Abstract

The program of intervening, manipulating, constructing and creating is central to natural and engineering sciences. A renewed wave of interest in this program has emerged within the recent practices and discourse of nano-technoscience. However, it is striking that, framed from the perspective of well-established epistemologies, the constructed technoscientific objects and engineered things remain invisible. Their ontological and epistemological status is unclear. The purpose of the present paper is to support present-day approaches to techno-objects (“ontology”) insofar as they make these hidden objects epistemologically perceivable. To accomplish this goal, it is inspiring to look back to the origin of the project of modernity and to its founding father: Francis Bacon. The thesis is that everything we need today for an adequate (dialectic-materialist), ontologically well-informed epistemology of technoscience can be found in the works of Bacon—this position will be called epistemological real-constructivism.
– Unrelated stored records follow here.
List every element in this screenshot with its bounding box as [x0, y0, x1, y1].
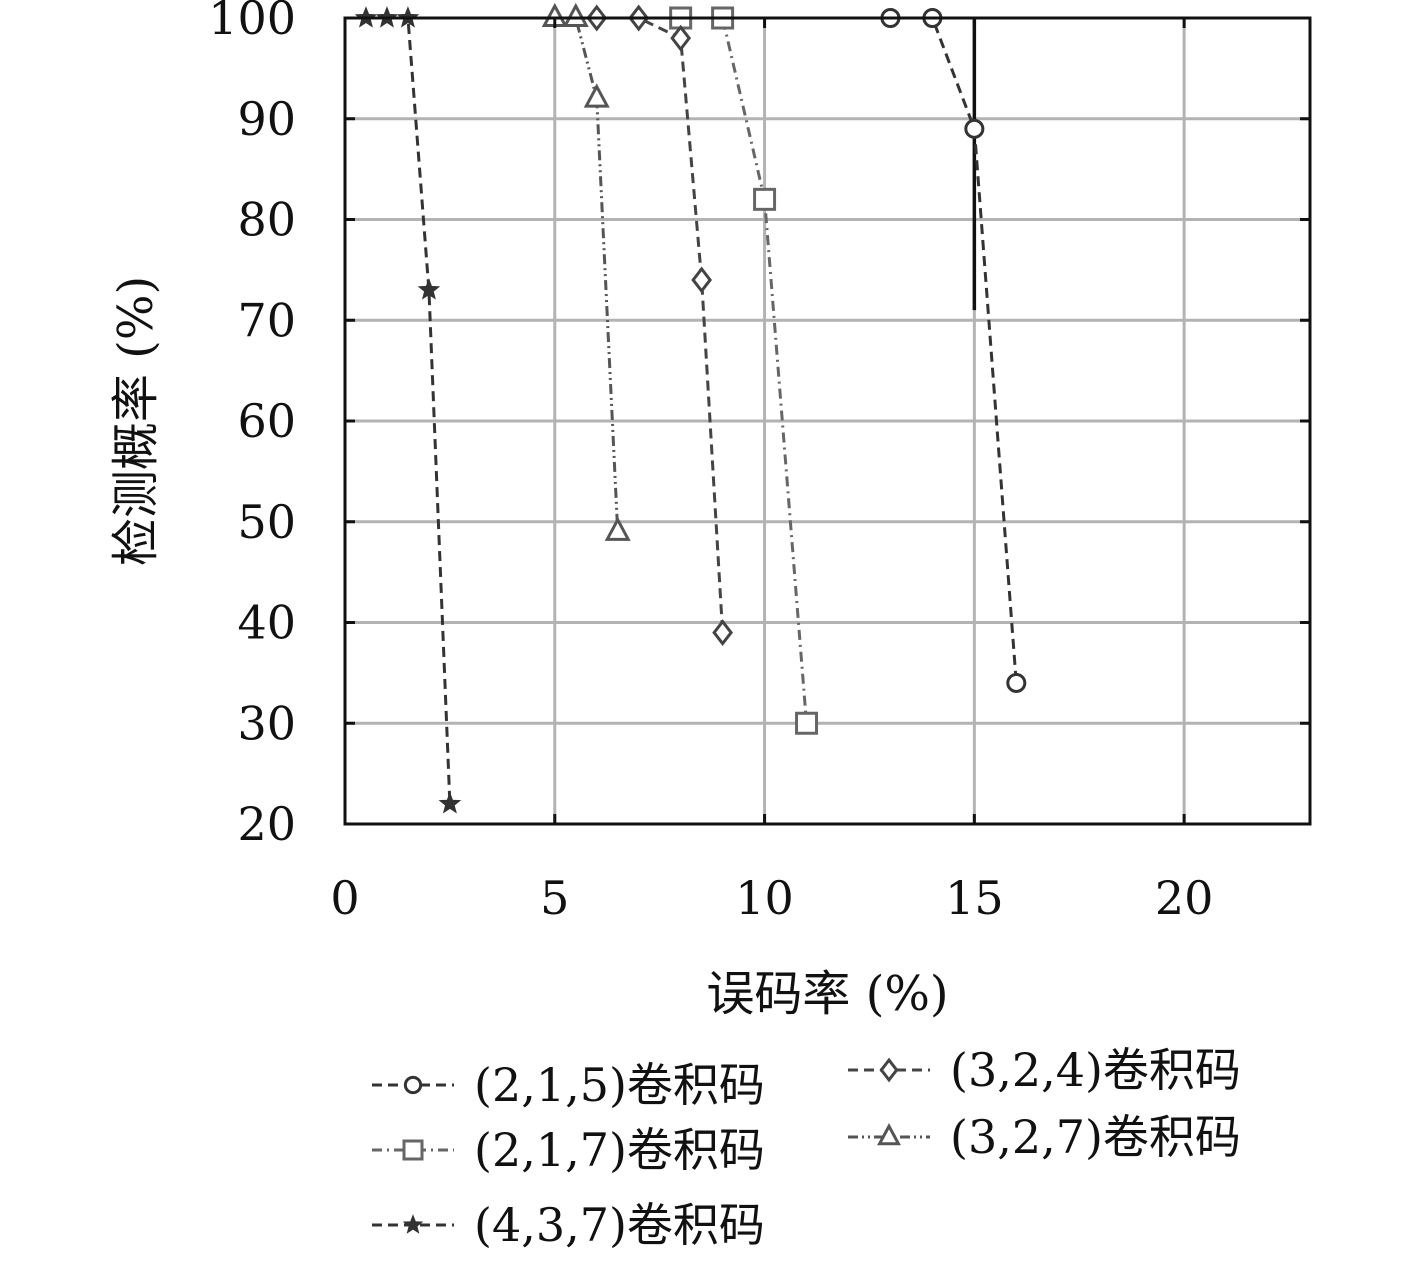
legend-marker	[402, 1139, 424, 1161]
x-tick-label: 10	[735, 871, 794, 925]
y-tick-label: 50	[237, 495, 296, 549]
x-tick-label: 5	[540, 871, 569, 925]
x-axis-label: 误码率 (%)	[706, 966, 948, 1022]
x-tick-label: 0	[330, 871, 359, 925]
legend-item: (3,2,4)卷积码	[848, 1043, 1241, 1097]
data-point	[417, 278, 441, 300]
legend-marker	[879, 1057, 899, 1083]
legend-marker	[402, 1214, 424, 1234]
legend-marker	[403, 1075, 423, 1095]
y-tick-label: 90	[237, 92, 296, 146]
series-line	[554, 16, 620, 532]
legend-label: (3,2,7)卷积码	[950, 1110, 1241, 1164]
series-1	[669, 6, 819, 735]
series-group	[354, 2, 1027, 814]
legend-marker	[877, 1123, 901, 1146]
y-axis-label: 检测概率 (%)	[108, 276, 164, 566]
grid-lines	[343, 16, 1310, 826]
y-tick-label: 30	[237, 696, 296, 750]
data-point	[604, 516, 631, 541]
series-2	[354, 6, 462, 814]
y-tick-label: 80	[237, 193, 296, 247]
data-point	[1006, 672, 1027, 693]
legend-item: (2,1,7)卷积码	[372, 1123, 765, 1177]
data-point	[670, 24, 692, 52]
data-point	[753, 187, 777, 211]
data-point	[795, 711, 819, 735]
series-4	[541, 2, 631, 541]
legend-label: (4,3,7)卷积码	[474, 1198, 765, 1252]
y-tick-label: 100	[208, 0, 296, 45]
y-tick-label: 60	[237, 394, 296, 448]
y-tick-label: 40	[237, 596, 296, 650]
data-point	[562, 2, 589, 27]
legend-label: (2,1,7)卷积码	[474, 1123, 765, 1177]
series-line	[365, 16, 452, 804]
x-tick-label: 20	[1155, 871, 1214, 925]
data-point	[691, 266, 713, 294]
y-tick-label: 70	[237, 293, 296, 347]
series-0	[880, 8, 1027, 693]
legend-item: (4,3,7)卷积码	[372, 1198, 765, 1252]
x-tick-label: 15	[945, 871, 1004, 925]
legend-label: (2,1,5)卷积码	[474, 1058, 765, 1112]
data-point	[964, 118, 985, 139]
y-tick-label: 20	[237, 797, 296, 851]
data-point	[712, 619, 734, 647]
data-point	[438, 791, 462, 814]
data-point	[583, 83, 610, 108]
ticks: 0 5 10 15 20 20 30 40 50 60 70 80 90 100	[208, 0, 1310, 925]
series-line	[680, 16, 809, 724]
legend-label: (3,2,4)卷积码	[950, 1043, 1241, 1097]
legend: (2,1,5)卷积码 (2,1,7)卷积码 (4,3,7)卷积码 (3,2,4)卷积码…	[372, 1043, 1241, 1252]
legend-item: (2,1,5)卷积码	[372, 1058, 765, 1112]
legend-item: (3,2,7)卷积码	[848, 1110, 1241, 1164]
series-3	[586, 4, 734, 647]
Rather than describing it as realist or constructivist, empiricist or rationalist, Bacon’s position can best be understood as real-constructivist since it challenges modern dichotomies, including the dichotomy between epistemology and ontology. Such real-constructive turn might serve to promote the acknowledgement that natural and engineering sciences, in particular recent technosciences, are creating and producing the world we live in. Reflection upon the contemporary relevance of Bacon is intended as a contribution to the expanding and critical discussion on nano-technoscience.